Seni dan Agama


SENI DAN RITUAL KEAGAMAAN
Oleh:
Untung Suhardi 

Seni Secara Universal
Perkembangan kehidupan kekagamaan Hindu menjadi tolok ukur dalam menempuh kesejajaran pada pola kehidupan pada tatanan kemasyarakatan. Hal ini yang menjadikan bahwa manusia pada dasarnya adalah sesuatu yang mampu menjadikan dirinya maju menyesuaikan dengan perubahan yang ada. Seni sebagai bagian dari nafas kehidupan yang tidak dapat dipisahkan dari kebudayaan manusia. Sebagaimana dalam memvisualkan ajaran-ajaran Hindu ke dalam berbagai bentuk simbol seni budaya, ternyata telah dilaksanakan oleh para pemimpin atau para rohaniawan dan para ahli agama Hindu dari jaman ke jaman. Ajaran agama yang sangat rahasia dan luhur itu, diwujudkan sesuai desa, kala, dan patra yang pada jaman itu. Wujud buadaya agama itu dari jaman ke jaman mengalami perubahan bentuk, namun tetap memiliki konsepsi yang konsisten. Artinya prinsip-prinsip ajaran itu tidak berubah, yakni menghayati Sang Hyang Widhi Wasa (Wiana, 2004:61).
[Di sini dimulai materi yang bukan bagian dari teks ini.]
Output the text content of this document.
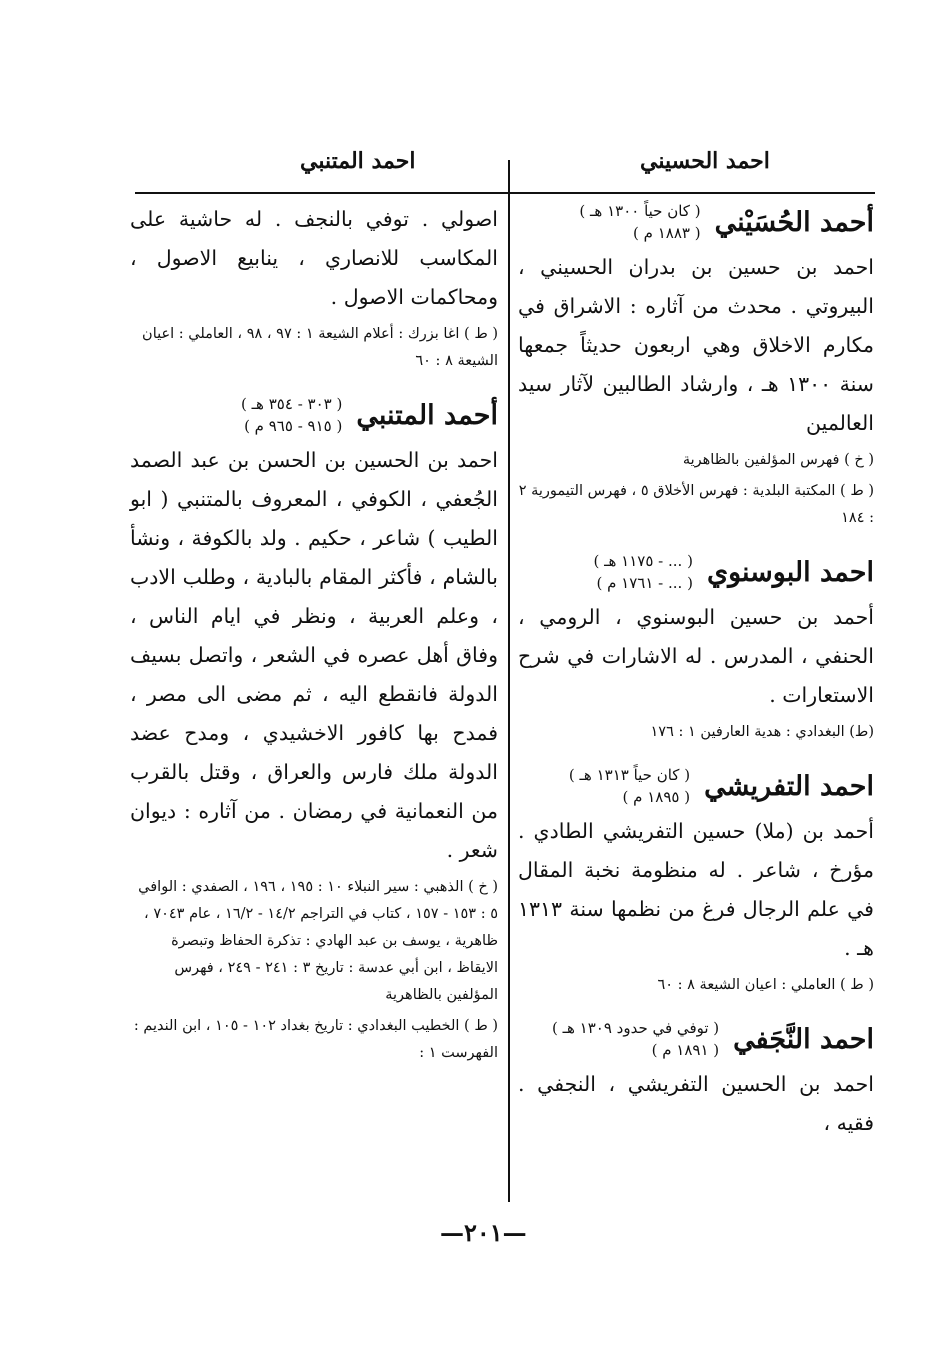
احمد المتنبي	احمد الحسيني
أحمد الحُسَيْني
( كان حياً ١٣٠٠ هـ )
( ١٨٨٣ م )
احمد بن حسين بن بدران الحسيني ، البيروتي . محدث من آثاره : الاشراق في مكارم الاخلاق وهي اربعون حديثاً جمعها سنة ١٣٠٠ هـ ، وارشاد الطالبين لآثار سيد العالمين
( خ ) فهرس المؤلفين بالظاهرية
( ط ) المكتبة البلدية : فهرس الأخلاق ٥ ، فهرس التيمورية ٢ : ١٨٤
احمد البوسنوي
( ... - ١١٧٥ هـ )
( ... - ١٧٦١ م )
أحمد بن حسين البوسنوي ، الرومي ، الحنفي ، المدرس . له الاشارات في شرح الاستعارات .
(ط) البغدادي : هدية العارفين ١ : ١٧٦
احمد التفريشي
( كان حياً ١٣١٣ هـ )
( ١٨٩٥ م )
أحمد بن (ملا) حسين التفريشي الطادي . مؤرخ ، شاعر . له منظومة نخبة المقال في علم الرجال فرغ من نظمها سنة ١٣١٣ هـ .
( ط ) العاملي : اعيان الشيعة ٨ : ٦٠
احمد النَّجَفي
( توفي في حدود ١٣٠٩ هـ )
( ١٨٩١ م )
احمد بن الحسين التفريشي ، النجفي . فقيه ،
اصولي . توفي بالنجف . له حاشية على المكاسب للانصاري ، ينابيع الاصول ، ومحاكمات الاصول .
( ط ) اغا بزرك : أعلام الشيعة ١ : ٩٧ ، ٩٨ ، العاملي : اعيان الشيعة ٨ : ٦٠
أحمد المتنبي
( ٣٠٣ - ٣٥٤ هـ )
( ٩١٥ - ٩٦٥ م )
احمد بن الحسين بن الحسن بن عبد الصمد الجُعفي ، الكوفي ، المعروف بالمتنبي ( ابو الطيب ) شاعر ، حكيم . ولد بالكوفة ، ونشأ بالشام ، فأكثر المقام بالبادية ، وطلب الادب ، وعلم العربية ، ونظر في ايام الناس ، وفاق أهل عصره في الشعر ، واتصل بسيف الدولة فانقطع اليه ، ثم مضى الى مصر ، فمدح بها كافور الاخشيدي ، ومدح عضد الدولة ملك فارس والعراق ، وقتل بالقرب من النعمانية في رمضان . من آثاره : ديوان شعر .
( خ ) الذهبي : سير النبلاء ١٠ : ١٩٥ ، ١٩٦ ، الصفدي : الوافي ٥ : ١٥٣ - ١٥٧ ، كتاب في التراجم ١٤/٢ - ١٦/٢ ، عام ٧٠٤٣ ، ظاهرية ، يوسف بن عبد الهادي : تذكرة الحفاظ وتبصرة الايقاظ ، ابن أبي عدسة : تاريخ ٣ : ٢٤١ - ٢٤٩ ، فهرس المؤلفين بالظاهرية
( ط ) الخطيب البغدادي : تاريخ بغداد ١٠٢ - ١٠٥ ، ابن النديم : الفهرست ١ :
—٢٠١—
Agama Hindu (yang mengantarkan memasuki masa sejarah) kiranya dapat dilihat melalui kerangka tentang unsur-unsur kebudayaan seperti yang diajukan oleh C. Kluckhohn dalam karangannya Universal Categories of Culture (1953) seperti yang disetujui oleh Koentjaraningrat (2011:80-81) yang terdiri dari: bahasa, sistem pengetahuan, organisasi sosial, sistem peralatan hidup dan teknologi, sistem mata pencaharian hidup, sistem religi, dan sistem kesenian.

Seni dalam Sastra Veda
Seni sebagai bagian integral dari kehidupan manusia. Pola yang dikedepankan dalam seni menjadi ciri khas dalam mengejawantahkan seni dalam kehidupan. Hal ini meunjukan bahwa seni dan manusia mampu melebur dalam bagian yang diwujudkan dalam bentuk budaya. Kitab Veda smriti memunyai bagian yaitu Gandharwaveda sebagai kelompok Upaveda, menduduki tempat yang penting dan ada hubungannya dengan Sama Veda. Di dalam kitab Purāna kita jumpai pula keterangan mengenai Gandharwa Veda. Gandharwaveda juga mengajarkan tentang tari, musik atau seni suara. Adapun nama-nama buku yang tergolong Gandharwaveda tidak diberi nama Gandharwaveda, melainkan dengan nama lain. 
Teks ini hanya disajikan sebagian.